Newer Macs also have the ability to start directly from an online version of OS X Recovery. Your machine will use this feature automatically if by chance the recovery system on your Mac's boot disk is not available (if it is available) problem, is replaced or deleted, for example). Internet recovery allows you to boot your Mac directly from Apple servers and gives you almost the same options as OS X Recovery.
The big problem here is the version of OS X that is installed. If you use OS X Recovery to do a clean install, the current version you were running on the computer will be installed; if you use Internet Recovery, it will install the version of OS X that originally came with your computer. That is, in neither of these options will OS X El Capitan be downloaded and installed.
To do this, you will have to log into the Mac App Store, download El Capitan, install over your current system and only then enter OS X Recovery to erase the contents of the machine and do a clean install. In short, you will have to install El Capitan twice to achieve your goal of having a brand new system free of codes and “trash” from the old OS X.
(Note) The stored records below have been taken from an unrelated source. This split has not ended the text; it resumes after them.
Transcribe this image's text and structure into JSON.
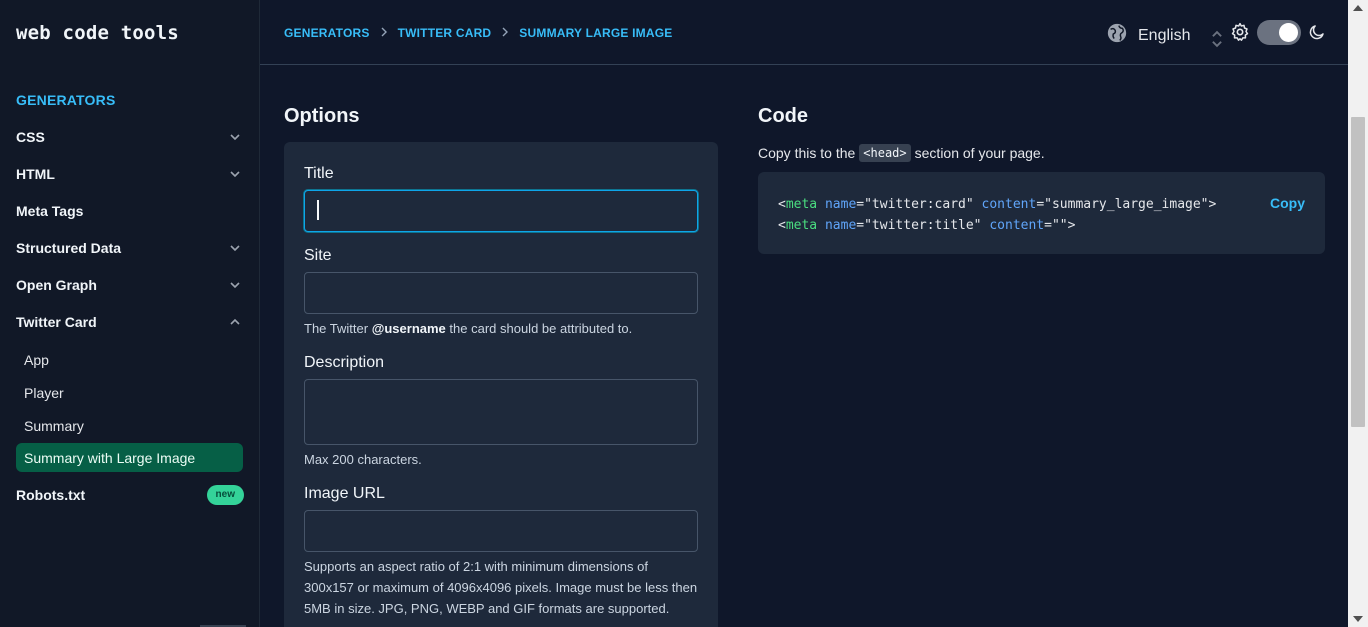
{
  "brand": "web code tools",
  "sidebar": {
    "heading": "GENERATORS",
    "items": [
      {
        "label": "CSS",
        "has_chevron": true,
        "expanded": false
      },
      {
        "label": "HTML",
        "has_chevron": true,
        "expanded": false
      },
      {
        "label": "Meta Tags",
        "has_chevron": false
      },
      {
        "label": "Structured Data",
        "has_chevron": true,
        "expanded": false
      },
      {
        "label": "Open Graph",
        "has_chevron": true,
        "expanded": false
      },
      {
        "label": "Twitter Card",
        "has_chevron": true,
        "expanded": true
      }
    ],
    "sub_items": [
      "App",
      "Player",
      "Summary",
      "Summary with Large Image"
    ],
    "active_sub_item": "Summary with Large Image",
    "robots": {
      "label": "Robots.txt",
      "badge": "new"
    }
  },
  "header": {
    "breadcrumb": [
      "GENERATORS",
      "TWITTER CARD",
      "SUMMARY LARGE IMAGE"
    ],
    "language": "English",
    "dark_mode": true
  },
  "options": {
    "title": "Options",
    "fields": {
      "title": {
        "label": "Title",
        "value": ""
      },
      "site": {
        "label": "Site",
        "value": "",
        "help_prefix": "The Twitter ",
        "help_bold": "@username",
        "help_suffix": " the card should be attributed to."
      },
      "description": {
        "label": "Description",
        "value": "",
        "help": "Max 200 characters."
      },
      "image_url": {
        "label": "Image URL",
        "value": "",
        "help": "Supports an aspect ratio of 2:1 with minimum dimensions of 300x157 or maximum of 4096x4096 pixels. Image must be less then 5MB in size. JPG, PNG, WEBP and GIF formats are supported."
      }
    }
  },
  "code": {
    "title": "Code",
    "desc_before": "Copy this to the",
    "desc_tag": "<head>",
    "desc_after": "section of your page.",
    "copy_label": "Copy",
    "lines": [
      {
        "tag": "meta",
        "attrs": [
          {
            "name": "name",
            "value": "twitter:card"
          },
          {
            "name": "content",
            "value": "summary_large_image"
          }
        ]
      },
      {
        "tag": "meta",
        "attrs": [
          {
            "name": "name",
            "value": "twitter:title"
          },
          {
            "name": "content",
            "value": ""
          }
        ]
      }
    ]
  },
  "colors": {
    "accent": "#38bdf8",
    "active_bg": "#065f46",
    "badge": "#34d399",
    "bg": "#0f172a",
    "card": "#1e293b"
  }
}
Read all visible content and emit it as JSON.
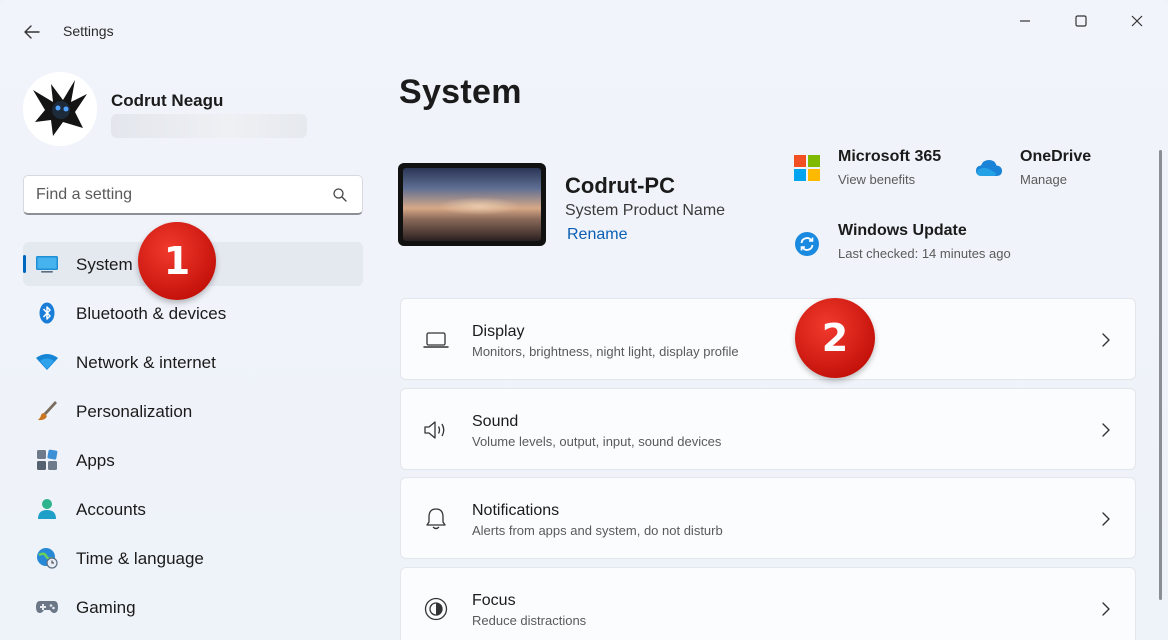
{
  "titlebar": {
    "app_title": "Settings",
    "back_icon": "arrow-left-icon",
    "controls": [
      "minimize-icon",
      "maximize-icon",
      "close-icon"
    ]
  },
  "profile": {
    "name": "Codrut Neagu"
  },
  "search": {
    "placeholder": "Find a setting",
    "icon": "search-icon"
  },
  "sidebar": {
    "items": [
      {
        "label": "System",
        "icon": "monitor-icon",
        "active": true
      },
      {
        "label": "Bluetooth & devices",
        "icon": "bluetooth-icon"
      },
      {
        "label": "Network & internet",
        "icon": "wifi-icon"
      },
      {
        "label": "Personalization",
        "icon": "brush-icon"
      },
      {
        "label": "Apps",
        "icon": "apps-icon"
      },
      {
        "label": "Accounts",
        "icon": "person-icon"
      },
      {
        "label": "Time & language",
        "icon": "globe-clock-icon"
      },
      {
        "label": "Gaming",
        "icon": "gamepad-icon"
      }
    ]
  },
  "annotations": {
    "badge_1": "1",
    "badge_2": "2"
  },
  "main": {
    "title": "System",
    "device": {
      "name": "Codrut-PC",
      "model": "System Product Name",
      "rename_label": "Rename"
    },
    "quick_links": [
      {
        "title": "Microsoft 365",
        "subtitle": "View benefits",
        "icon": "microsoft-logo-icon"
      },
      {
        "title": "OneDrive",
        "subtitle": "Manage",
        "icon": "cloud-icon"
      },
      {
        "title": "Windows Update",
        "subtitle": "Last checked: 14 minutes ago",
        "icon": "sync-icon"
      }
    ],
    "cards": [
      {
        "title": "Display",
        "subtitle": "Monitors, brightness, night light, display profile",
        "icon": "laptop-icon"
      },
      {
        "title": "Sound",
        "subtitle": "Volume levels, output, input, sound devices",
        "icon": "speaker-icon"
      },
      {
        "title": "Notifications",
        "subtitle": "Alerts from apps and system, do not disturb",
        "icon": "bell-icon"
      },
      {
        "title": "Focus",
        "subtitle": "Reduce distractions",
        "icon": "focus-icon"
      }
    ]
  },
  "colors": {
    "accent": "#0067c0",
    "link": "#0a5fb4",
    "annotation_red": "#d9190f"
  }
}
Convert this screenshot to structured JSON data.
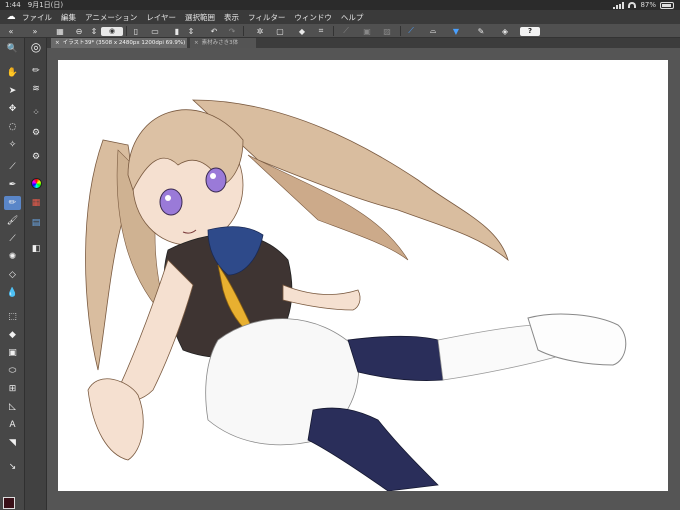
{
  "status": {
    "time": "1:44",
    "date": "9月1日(日)",
    "battery": "87%",
    "battery_level": 0.87
  },
  "app_logo": "☁",
  "menu": {
    "items": [
      "ファイル",
      "編集",
      "アニメーション",
      "レイヤー",
      "選択範囲",
      "表示",
      "フィルター",
      "ウィンドウ",
      "ヘルプ"
    ]
  },
  "toolbar": {
    "help_label": "?"
  },
  "documents": {
    "active": "イラスト39* (3508 x 2480px 1200dpi 69.9%)",
    "inactive": "素材みさき3体"
  },
  "colors": {
    "main": "#3a1018",
    "sub": "#ffffff",
    "accent": "#5a86c8",
    "canvas": "#ffffff"
  },
  "canvas_content": "anime-girl-illustration"
}
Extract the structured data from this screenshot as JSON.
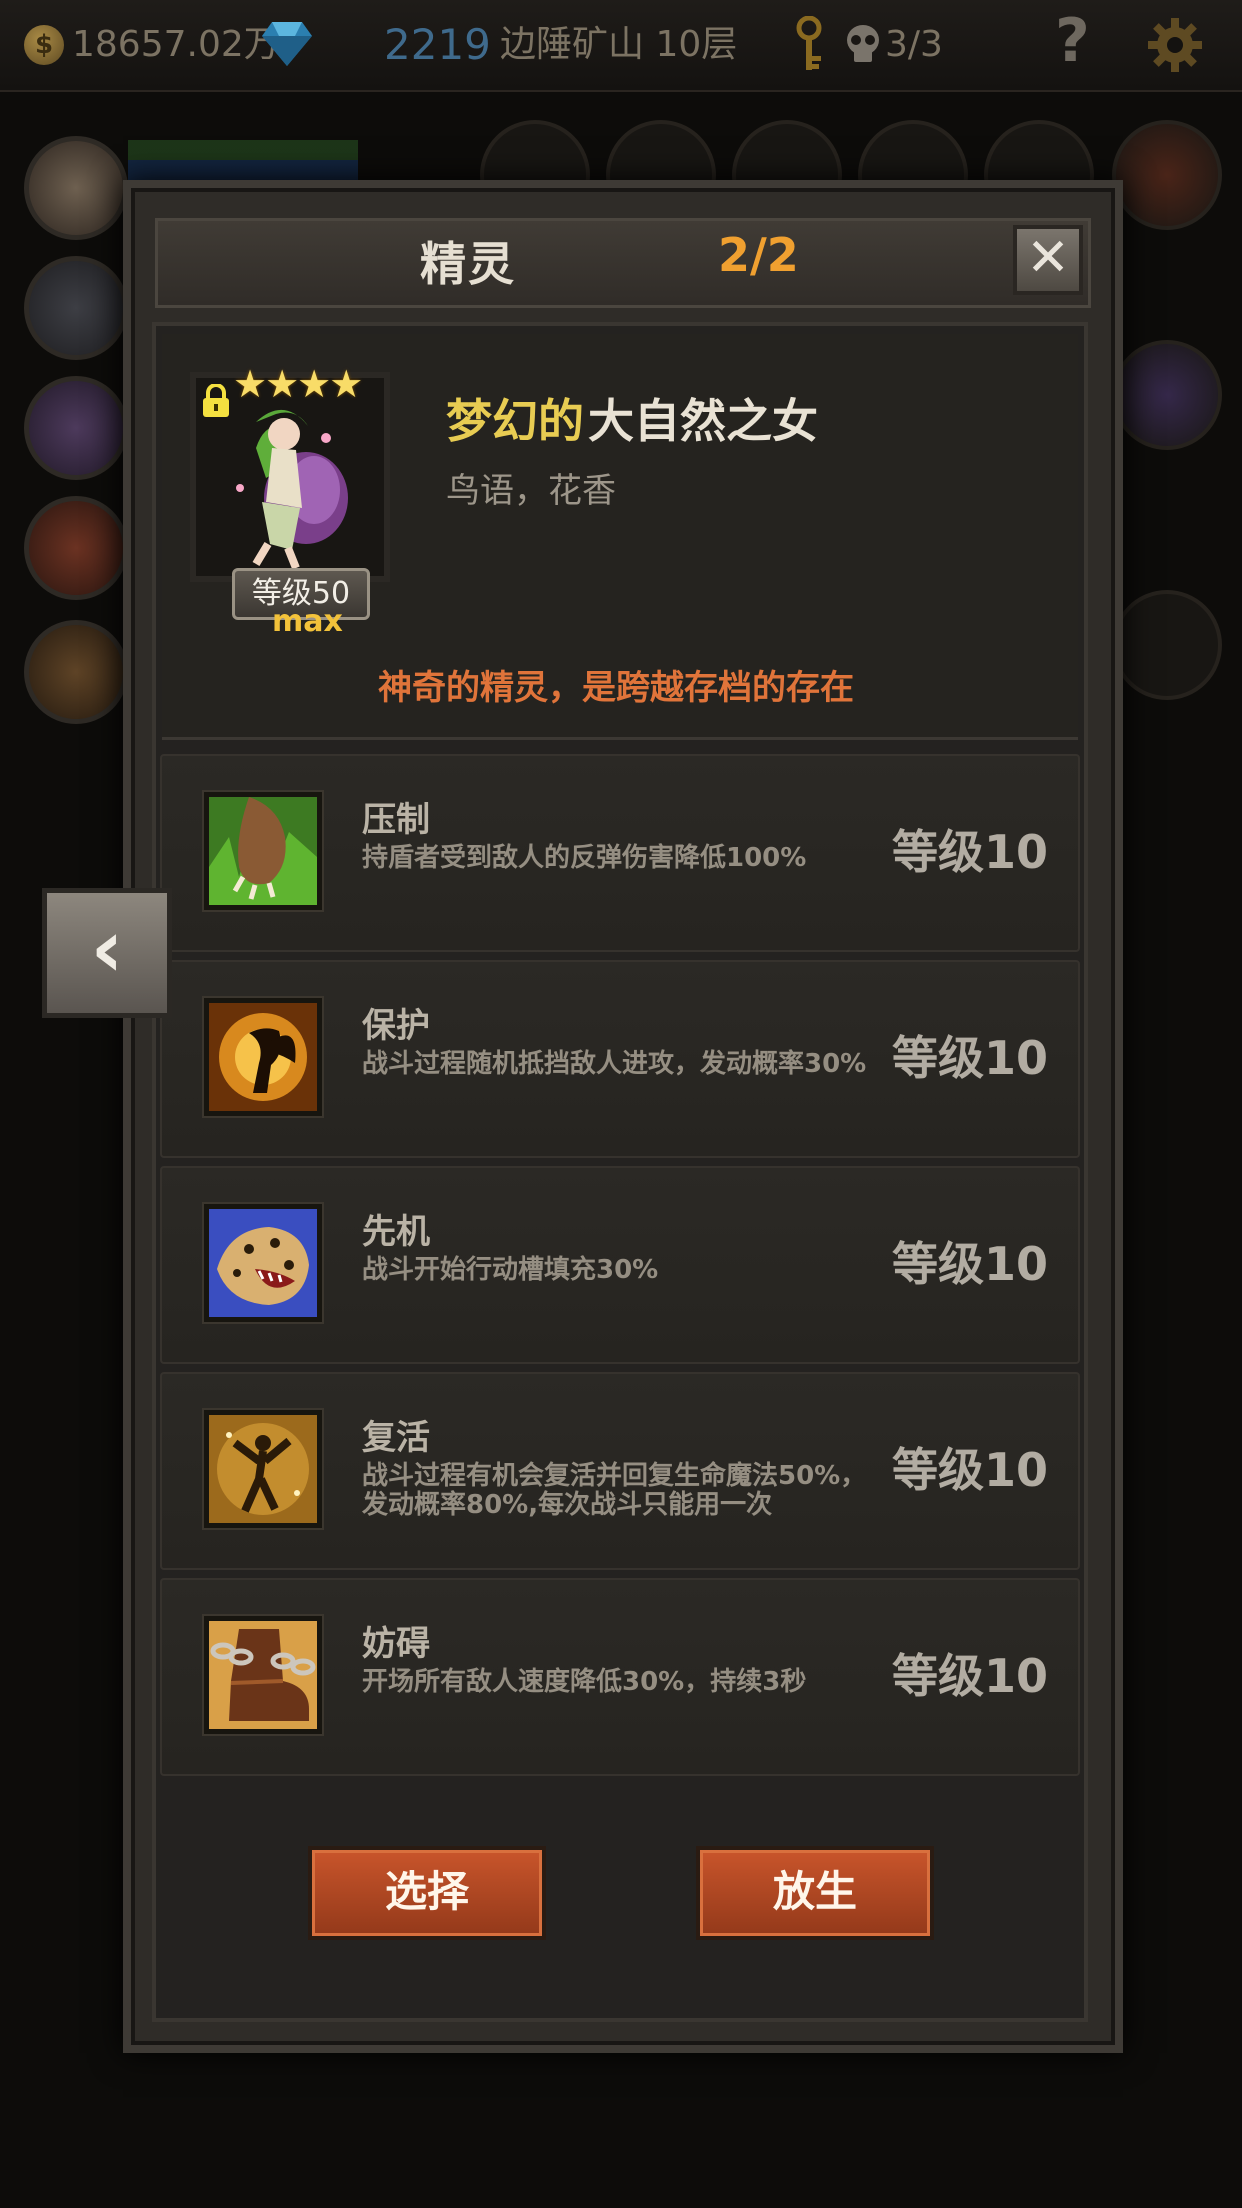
{
  "topbar": {
    "gold": "18657.02万",
    "gems": "2219",
    "location": "边陲矿山 10层",
    "skull_count": "3/3",
    "help": "?"
  },
  "dialog": {
    "title": "精灵",
    "count": "2/2",
    "close": "✕",
    "spirit": {
      "stars": "★★★★",
      "level_badge": "等级50",
      "max_label": "max",
      "name_prefix": "梦幻的",
      "name_main": "大自然之女",
      "subtitle": "鸟语，花香",
      "description": "神奇的精灵，是跨越存档的存在"
    },
    "skills": [
      {
        "name": "压制",
        "desc": "持盾者受到敌人的反弹伤害降低100%",
        "level": "等级10",
        "icon": "paw-icon"
      },
      {
        "name": "保护",
        "desc": "战斗过程随机抵挡敌人进攻，发动概率30%",
        "level": "等级10",
        "icon": "fairy-shield-icon"
      },
      {
        "name": "先机",
        "desc": "战斗开始行动槽填充30%",
        "level": "等级10",
        "icon": "leopard-icon"
      },
      {
        "name": "复活",
        "desc": "战斗过程有机会复活并回复生命魔法50%，发动概率80%,每次战斗只能用一次",
        "level": "等级10",
        "icon": "revive-icon"
      },
      {
        "name": "妨碍",
        "desc": "开场所有敌人速度降低30%，持续3秒",
        "level": "等级10",
        "icon": "chained-boot-icon"
      }
    ],
    "buttons": {
      "select": "选择",
      "release": "放生"
    },
    "nav_prev": "‹"
  },
  "colors": {
    "accent_orange": "#f0a030",
    "name_gold": "#e8cc52",
    "desc_orange": "#e0743a",
    "button_red": "#b8482a"
  }
}
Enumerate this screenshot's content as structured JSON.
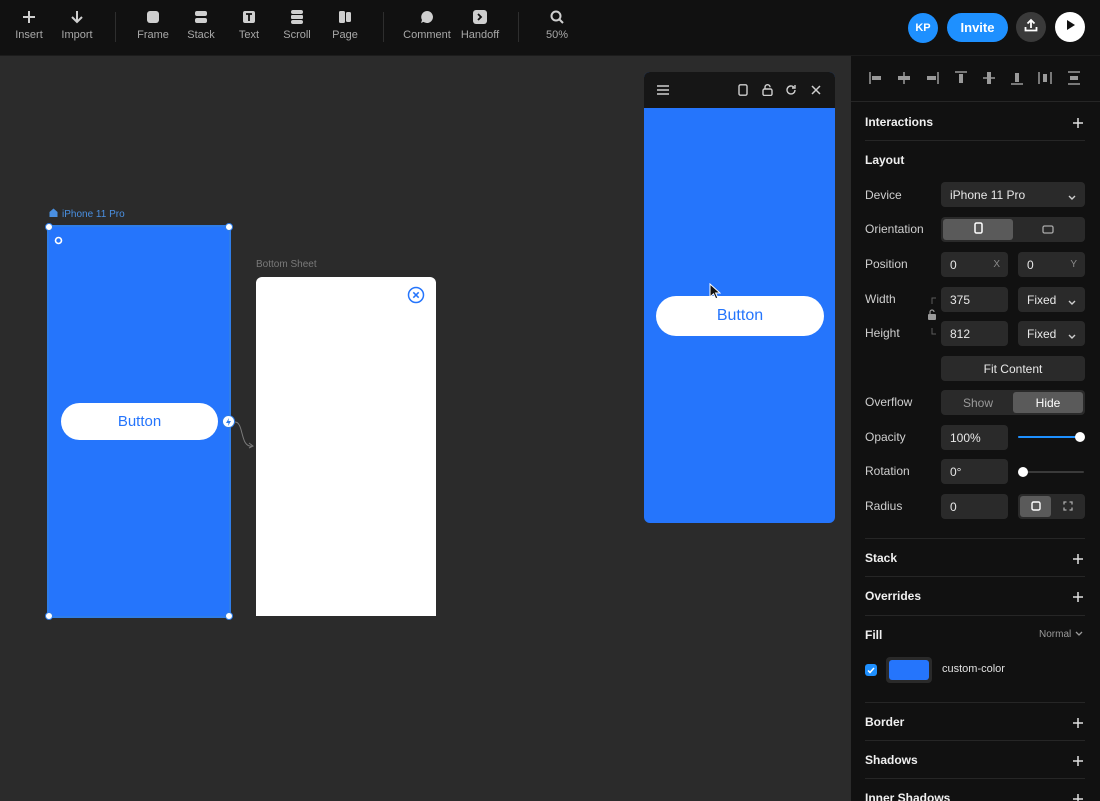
{
  "toolbar": {
    "tools": [
      {
        "label": "Insert",
        "icon": "plus-icon"
      },
      {
        "label": "Import",
        "icon": "arrow-down-icon"
      },
      {
        "label": "Frame",
        "icon": "frame-icon"
      },
      {
        "label": "Stack",
        "icon": "stack-icon"
      },
      {
        "label": "Text",
        "icon": "text-icon"
      },
      {
        "label": "Scroll",
        "icon": "scroll-icon"
      },
      {
        "label": "Page",
        "icon": "page-icon"
      },
      {
        "label": "Comment",
        "icon": "comment-icon"
      },
      {
        "label": "Handoff",
        "icon": "handoff-icon"
      },
      {
        "label": "50%",
        "icon": "zoom-icon"
      }
    ],
    "avatar_initials": "KP",
    "invite_label": "Invite"
  },
  "canvas": {
    "frame1": {
      "label": "iPhone 11 Pro",
      "button_label": "Button"
    },
    "frame2": {
      "label": "Bottom Sheet"
    }
  },
  "preview": {
    "button_label": "Button"
  },
  "panel": {
    "interactions": "Interactions",
    "layout": "Layout",
    "device_label": "Device",
    "device_value": "iPhone 11 Pro",
    "orientation_label": "Orientation",
    "position_label": "Position",
    "position_x": "0",
    "position_x_suffix": "X",
    "position_y": "0",
    "position_y_suffix": "Y",
    "width_label": "Width",
    "width_value": "375",
    "width_mode": "Fixed",
    "height_label": "Height",
    "height_value": "812",
    "height_mode": "Fixed",
    "fit_content": "Fit Content",
    "overflow_label": "Overflow",
    "overflow_show": "Show",
    "overflow_hide": "Hide",
    "opacity_label": "Opacity",
    "opacity_value": "100%",
    "opacity_level": 1.0,
    "rotation_label": "Rotation",
    "rotation_value": "0°",
    "rotation_level": 0.0,
    "radius_label": "Radius",
    "radius_value": "0",
    "stack": "Stack",
    "overrides": "Overrides",
    "fill": "Fill",
    "fill_mode": "Normal",
    "fill_color_name": "custom-color",
    "fill_color": "#2575fc",
    "border": "Border",
    "shadows": "Shadows",
    "inner_shadows": "Inner Shadows"
  },
  "colors": {
    "accent": "#1e90ff",
    "frame_blue": "#2575fc",
    "panel_bg": "#111111",
    "canvas_bg": "#2b2b2b"
  }
}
If you choose to do this, do exactly what I mentioned above (download El Capitan from the Mac App Store and install it normally on top of your current OS X). After completing the installation, restart your Mac by holding down the keys Command + R pressed. Open Disk Utility, select your Startup Disk (Macintosh HD) on the left, and then click on the “Erase” tab.
Choose "OS X Expanded (Timeline)" from the "Format" menu, enter a name and click "Delete" again remembering that you need to have a backup of everything! After the disc is erased, exit Disk Utility and select the option to reinstall OS X. From then on, just follow the instructions on the screen.
· · ·
And what did you choose which method? Be sure to share it with us and other readers of Your choice is the possible problems you faced.
(via Ars Technica)
Update · 10/01/2015 s 14:03
DiskMaker X 5 is now available and brings full compatibility with El Capitan, making things even easier for anyone who wants to easily create an OS X installer.